For more information please contact to the University of Oxford Press Office on +44 (0)1865 280534 or email: press.office@admin.ox.ac.uk.

Notes for Editors:

  • Images of the new building are available to download Softbridge Building_Oxford
  • Please credit photographs to Zaha Hadid Architects.
  • The Middle East Centre
    The Middle East Centre of St Antony’s College is the centre for the interdisciplinary study of the modern Middle East at the University of Oxford. Centre Fellows teach and conduct research in the humanities and social sciences with direct reference to the Arab world, Iran, Israel and Turkey and particular emphasis on the 19th, 20th and 21st centuries. For more information, go to http://www.sant.ox.ac.uk/mec/index.html.
  • The Campaign for the University of Oxford
    In 2008, the University of Oxford officially launched the biggest fundraising campaign among European universities to raise a minimum of £1.25 billion for the collegiate University. The Oxford Thinking Campaign reached its initial target in March 2012 and the University now has a new target of £3 billion.

    The campaign is supporting students and the student experience, investing in new and existing academic posts and programmes and ensuring that the University of Oxford has the buildings and infrastructure to facilitate its world-class research and teaching.

    To find out more, visit www.campaign.ox.ac.uk.
  • Zaha Hadid
    The Investcorp Building will be Zaha Hadid Architects’ fifth building the in the UK after the Maggie’s Centre in Fife; the Riverside Museum, Glasgow; the Evelyn Grace Academy, Brixton; and the London Aquatics Centre.

    Among her many awards, Zaha Hadid has received the 2004 Pritzker Prize, architecture’s highest honour. Two of her buildings have been awarded the Stirling Prize by the Royal Institute of British Architects; the MAXXI: Italian National Museum of 21st Century Arts in Rome (2010) and the Evelyn Grace Academy in London (2011).

    Other recent awards include UNESCO naming Hadid an Artist for Peace and the Republic of France honoring her with the Commandeur de l’Ordre des Arts et des Lettres. Zaha Hadid was also included in TIME magazine’s list of the ‘100 Most Influential People in the World’ and Forbes List of the ‘World’s Most Powerful Women’.

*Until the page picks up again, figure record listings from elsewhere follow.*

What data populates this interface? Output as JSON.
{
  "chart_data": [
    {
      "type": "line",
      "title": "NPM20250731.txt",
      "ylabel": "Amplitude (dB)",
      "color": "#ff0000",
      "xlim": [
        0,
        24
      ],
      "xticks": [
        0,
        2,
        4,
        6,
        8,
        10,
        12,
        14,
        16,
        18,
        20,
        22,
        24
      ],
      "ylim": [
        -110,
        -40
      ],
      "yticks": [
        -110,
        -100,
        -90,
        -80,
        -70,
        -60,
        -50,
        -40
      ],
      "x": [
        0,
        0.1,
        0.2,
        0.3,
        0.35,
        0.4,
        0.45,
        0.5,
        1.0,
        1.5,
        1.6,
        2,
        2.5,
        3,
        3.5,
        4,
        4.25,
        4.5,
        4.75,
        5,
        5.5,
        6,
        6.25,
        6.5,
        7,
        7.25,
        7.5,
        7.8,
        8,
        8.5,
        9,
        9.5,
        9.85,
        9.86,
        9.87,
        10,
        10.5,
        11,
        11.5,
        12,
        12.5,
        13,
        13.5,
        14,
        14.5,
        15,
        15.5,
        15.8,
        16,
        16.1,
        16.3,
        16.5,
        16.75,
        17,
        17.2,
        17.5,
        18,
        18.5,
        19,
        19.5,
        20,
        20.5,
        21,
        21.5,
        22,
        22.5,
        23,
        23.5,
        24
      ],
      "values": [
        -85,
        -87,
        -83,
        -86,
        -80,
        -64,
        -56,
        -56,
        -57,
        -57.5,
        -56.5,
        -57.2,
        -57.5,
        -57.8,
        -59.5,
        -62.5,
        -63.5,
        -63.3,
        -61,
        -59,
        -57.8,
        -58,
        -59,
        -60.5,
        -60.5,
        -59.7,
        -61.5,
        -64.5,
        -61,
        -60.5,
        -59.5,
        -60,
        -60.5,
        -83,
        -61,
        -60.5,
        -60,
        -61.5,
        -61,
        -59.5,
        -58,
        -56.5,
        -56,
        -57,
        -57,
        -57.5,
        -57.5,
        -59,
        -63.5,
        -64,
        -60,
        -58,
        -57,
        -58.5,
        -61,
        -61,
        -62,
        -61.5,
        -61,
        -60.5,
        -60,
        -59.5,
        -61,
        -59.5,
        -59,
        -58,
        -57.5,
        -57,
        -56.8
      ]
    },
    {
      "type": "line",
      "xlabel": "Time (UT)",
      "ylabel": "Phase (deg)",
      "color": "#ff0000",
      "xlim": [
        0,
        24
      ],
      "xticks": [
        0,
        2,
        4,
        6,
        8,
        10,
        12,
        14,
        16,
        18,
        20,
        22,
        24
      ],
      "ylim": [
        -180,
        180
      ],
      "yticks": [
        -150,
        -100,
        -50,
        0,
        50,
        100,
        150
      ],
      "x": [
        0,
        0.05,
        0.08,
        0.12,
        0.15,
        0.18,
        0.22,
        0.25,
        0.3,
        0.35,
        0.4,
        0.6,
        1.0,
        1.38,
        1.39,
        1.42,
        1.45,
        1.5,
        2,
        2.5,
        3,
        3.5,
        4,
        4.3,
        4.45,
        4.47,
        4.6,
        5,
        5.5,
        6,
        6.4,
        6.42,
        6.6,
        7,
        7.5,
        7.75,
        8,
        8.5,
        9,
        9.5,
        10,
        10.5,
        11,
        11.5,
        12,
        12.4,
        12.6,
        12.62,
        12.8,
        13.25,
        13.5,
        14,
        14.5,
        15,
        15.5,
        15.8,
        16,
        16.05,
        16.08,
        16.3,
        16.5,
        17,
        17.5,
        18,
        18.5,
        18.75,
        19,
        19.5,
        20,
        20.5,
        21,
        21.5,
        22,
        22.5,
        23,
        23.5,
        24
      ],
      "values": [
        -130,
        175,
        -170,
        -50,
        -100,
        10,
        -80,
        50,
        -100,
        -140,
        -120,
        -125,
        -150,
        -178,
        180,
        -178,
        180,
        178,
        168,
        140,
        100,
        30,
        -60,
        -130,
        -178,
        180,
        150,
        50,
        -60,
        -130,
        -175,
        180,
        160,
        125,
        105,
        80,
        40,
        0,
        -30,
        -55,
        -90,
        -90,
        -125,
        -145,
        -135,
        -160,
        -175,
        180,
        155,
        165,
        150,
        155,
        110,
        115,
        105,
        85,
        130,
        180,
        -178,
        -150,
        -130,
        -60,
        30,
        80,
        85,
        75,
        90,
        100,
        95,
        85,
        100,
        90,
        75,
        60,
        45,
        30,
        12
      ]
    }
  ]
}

    Zaha Hadid has held the Kenzo Tange Chair at Harvard, the Sullivan Chair at the University of Illinois and taught the masters studio at Columbia. She currently teaches at the University of Applied Arts, Vienna and is the visiting professor of architectural design at Yale.

    About Investcorp

    Investcorp is a leading provider and manager of alternative investment products. It has offices in New York, London and Bahrain and is publicly traded on the Bahrain Bourse (INVCORP). Investcorp has three main business areas: corporate investment in the US, Europe and the Gulf, real estate investment in the US and global hedge funds. As at 30 June 2012, Investcorp had $11.5 billion in assets under management. Further information is available at www.investcorp.com.
  • Nemir Kirdar
    Iraq-born Nemir Kirdar is Investcorp’s Executive Chairman and CEO. He began his banking career in New York in 1969 and joined The Chase Manhattan Bank, New York, in 1974. After overseeing Chase's banking network in the Arabian Gulf from 1976 to 1981, he founded Investcorp in 1982.

    Mr Kirdar graduated in Economics from the University of the Pacific in California and holds an MBA from Fordham University in New York along with honorary degrees from Georgetown University, Washington DC; the University of the Pacific, California; and Richmond, the American International University in London. With his long interest in education, he has served on advisory boards at Georgetown, Harvard, Columbia and Cambridge Universities. He is the author of two published books on his native Iraq and his own life story.